We are still in the research phase of our book on Will Carpenter. Will has literally dozens of people who are willing and anxious to contribute to this effort and we are attempting to contact and interview each of them. This process will probably take the rest of the summer, but things are moving along.
Our blog/e-mag, www.PorchScene.com, is up and running. It is our intention to provide a voice to the average Southerner. The whole concept of the “New South” has been thoroughly covered by traditional media ranging from Garden & Guns to The Oxford Review. I’d like to think that we can offer the regular folks an outlet for their thoughts. Mary Prater, the technical brains behind this new effort, tells me that the June edition is featuring the Mississippi Delta, and we already have great stories and interviews posted.
We will be seeking contributors in the areas of farm life, travel, art and design, and that great Southern pastime, eating. If you have an interest in participating, let us hear from you.
You can also follow Front Porch Press at:
SOCIETY SOUTH MAGAZINE
The design of the new website for Society South is almost complete. If everything goes as planned, we will have worked through the traffic volume concerns and be live sometime in August. In the meantime, Kay is signing on a stellar group of contributors, each with an established following, and the video production team is well into their shakedown cruise. All of this is aimed at building sufficient paid subscriptions to support a national publication at launch.
As I Like it! ™
Last month I wrote a tongue-in-cheek piece about our experiences at Sperry’s in Nashville. I was pretty hard on the old Nashville standard and the piece generated quite a bit of feedback. Friends and admirers of Sperry rallied to its defense, and while there were a few real men that agreed with my response, the overwhelming majority disagreed with me. To these well-meaning folks, I refer you to the title of this little tome, AS I SEE IT.

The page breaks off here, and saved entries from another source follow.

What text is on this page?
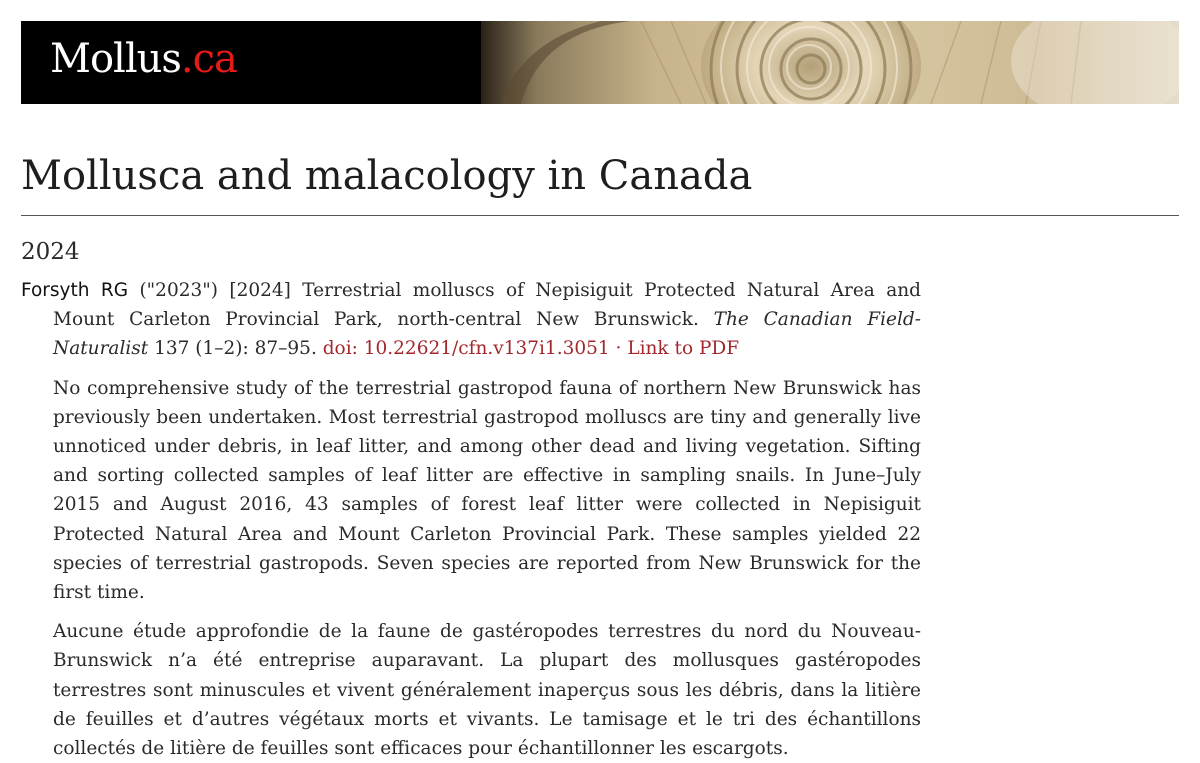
Mollus.ca
Mollusca and malacology in Canada
2024

Forsyth RG ("2023") [2024] Terrestrial molluscs of Nepisiguit Protected Natural Area and Mount Carleton Provincial Park, north-central New Brunswick. The Canadian Field-Naturalist 137 (1–2): 87–95. doi: 10.22621/cfn.v137i1.3051 · Link to PDF

No comprehensive study of the terrestrial gastropod fauna of northern New Brunswick has previously been undertaken. Most terrestrial gastropod molluscs are tiny and generally live unnoticed under debris, in leaf litter, and among other dead and living vegetation. Sifting and sorting collected samples of leaf litter are effective in sampling snails. In June–July 2015 and August 2016, 43 samples of forest leaf litter were collected in Nepisiguit Protected Natural Area and Mount Carleton Provincial Park. These samples yielded 22 species of terrestrial gastropods. Seven species are reported from New Brunswick for the first time.

Aucune étude approfondie de la faune de gastéropodes terrestres du nord du Nouveau-Brunswick n’a été entreprise auparavant. La plupart des mollusques gastéropodes terrestres sont minuscules et vivent généralement inaperçus sous les débris, dans la litière de feuilles et d’autres végétaux morts et vivants. Le tamisage et le tri des échantillons collectés de litière de feuilles sont efficaces pour échantillonner les escargots.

The most interesting and by far the most surprising response came from the owner and management team of Sperry’s. Al Thomas, Sperry’s owner, emailed me and expressed his concern that I had experienced a less than satisfactory evening and asked that I allow his manager to give me a call and discuss the situation.

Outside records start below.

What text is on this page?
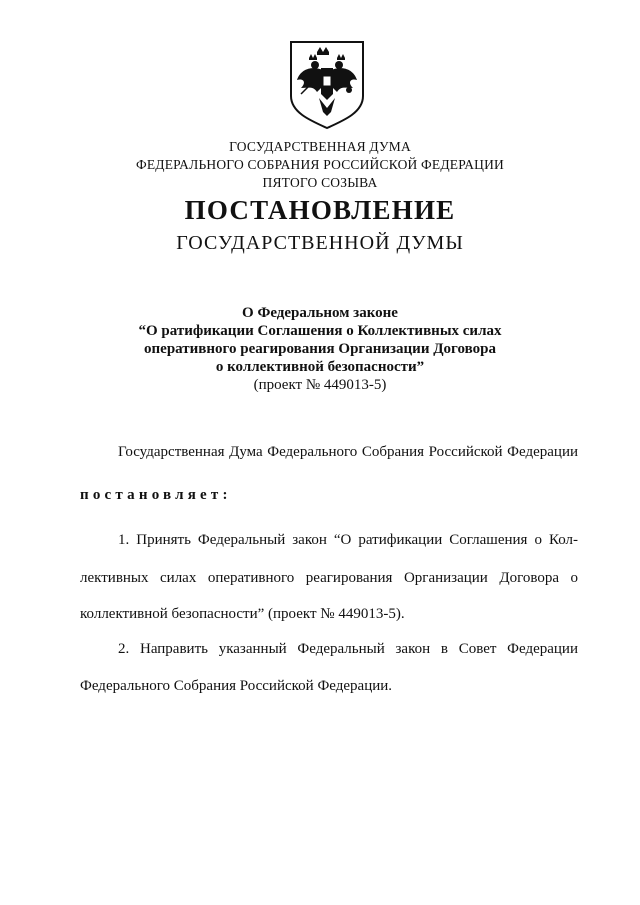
ГОСУДАРСТВЕННАЯ ДУМА
ФЕДЕРАЛЬНОГО СОБРАНИЯ РОССИЙСКОЙ ФЕДЕРАЦИИ
ПЯТОГО СОЗЫВА
ПОСТАНОВЛЕНИЕ
ГОСУДАРСТВЕННОЙ ДУМЫ
О Федеральном законе
“О ратификации Соглашения о Коллективных силах
оперативного реагирования Организации Договора
о коллективной безопасности”
(проект № 449013-5)
Государственная Дума Федерального Собрания Российской Федерации
постановляет:
1. Принять Федеральный закон “О ратификации Соглашения о Кол-
лективных силах оперативного реагирования Организации Договора о
коллективной безопасности” (проект № 449013-5).
2. Направить указанный Федеральный закон в Совет Федерации
Федерального Собрания Российской Федерации.
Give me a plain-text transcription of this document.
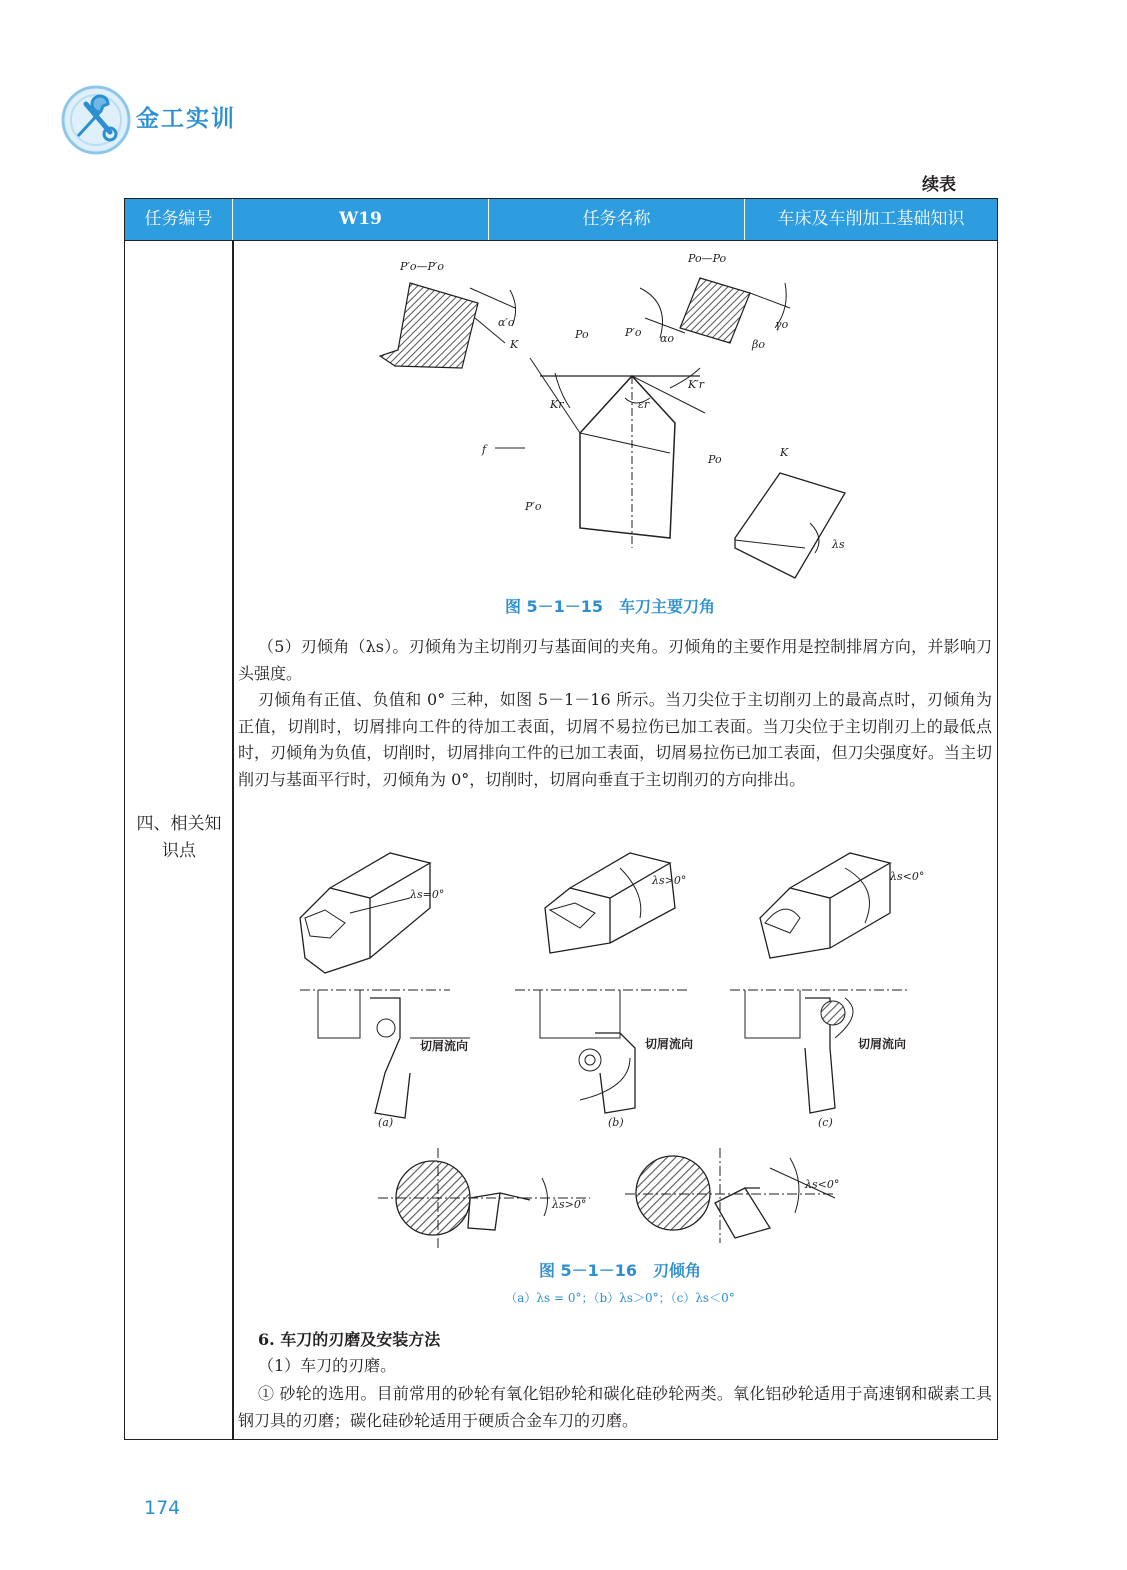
金工实训
续表
任务编号	W19	任务名称	车床及车削加工基础知识
四、相关知识点
P′o—P′o
α′o
Po—Po
αo
γo
βo
Po	P′o
K
Kr
K′r
εr
f
Po
P′o
K
λs
图 5－1－15　车刀主要刀角

（5）刃倾角（λs）。刃倾角为主切削刃与基面间的夹角。刃倾角的主要作用是控制排屑方向，并影响刀头强度。

刃倾角有正值、负值和 0° 三种，如图 5－1－16 所示。当刀尖位于主切削刃上的最高点时，刃倾角为正值，切削时，切屑排向工件的待加工表面，切屑不易拉伤已加工表面。当刀尖位于主切削刃上的最低点时，刃倾角为负值，切削时，切屑排向工件的已加工表面，切屑易拉伤已加工表面，但刀尖强度好。当主切削刃与基面平行时，刃倾角为 0°，切削时，切屑向垂直于主切削刃的方向排出。

λs=0°
切屑流向
(a)
λs>0°
切屑流向
(b)
λs<0°
切屑流向
(c)
λs>0°
λs<0°
图 5－1－16　刃倾角
（a）λs = 0°；（b）λs＞0°；（c）λs＜0°
6. 车刀的刃磨及安装方法
（1）车刀的刃磨。

① 砂轮的选用。目前常用的砂轮有氧化铝砂轮和碳化硅砂轮两类。氧化铝砂轮适用于高速钢和碳素工具钢刀具的刃磨；碳化硅砂轮适用于硬质合金车刀的刃磨。

174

I agreed and soon I received a phone call from Keith Blakeley, the manager of Sperry’s Cool Springs location. Keith was very professional, seemed genuinely concerned that things had been less than perfect, and generally conveyed his desire to take corrective action by counseling his staff and instituting additional training. No mention of the fact that I might have been just a little grumpy and harsh in my assessment.
All in all, I felt a sense of his caring deeply about the restaurant and its customers and an honest effort to fix what might be broken. I understand that the young waiter was counseled and allowed to enjoy additional training. This will probably help him after he gets to Hollywood. As for me, I’ll give Sperry’s another chance on a future visit to Nashville.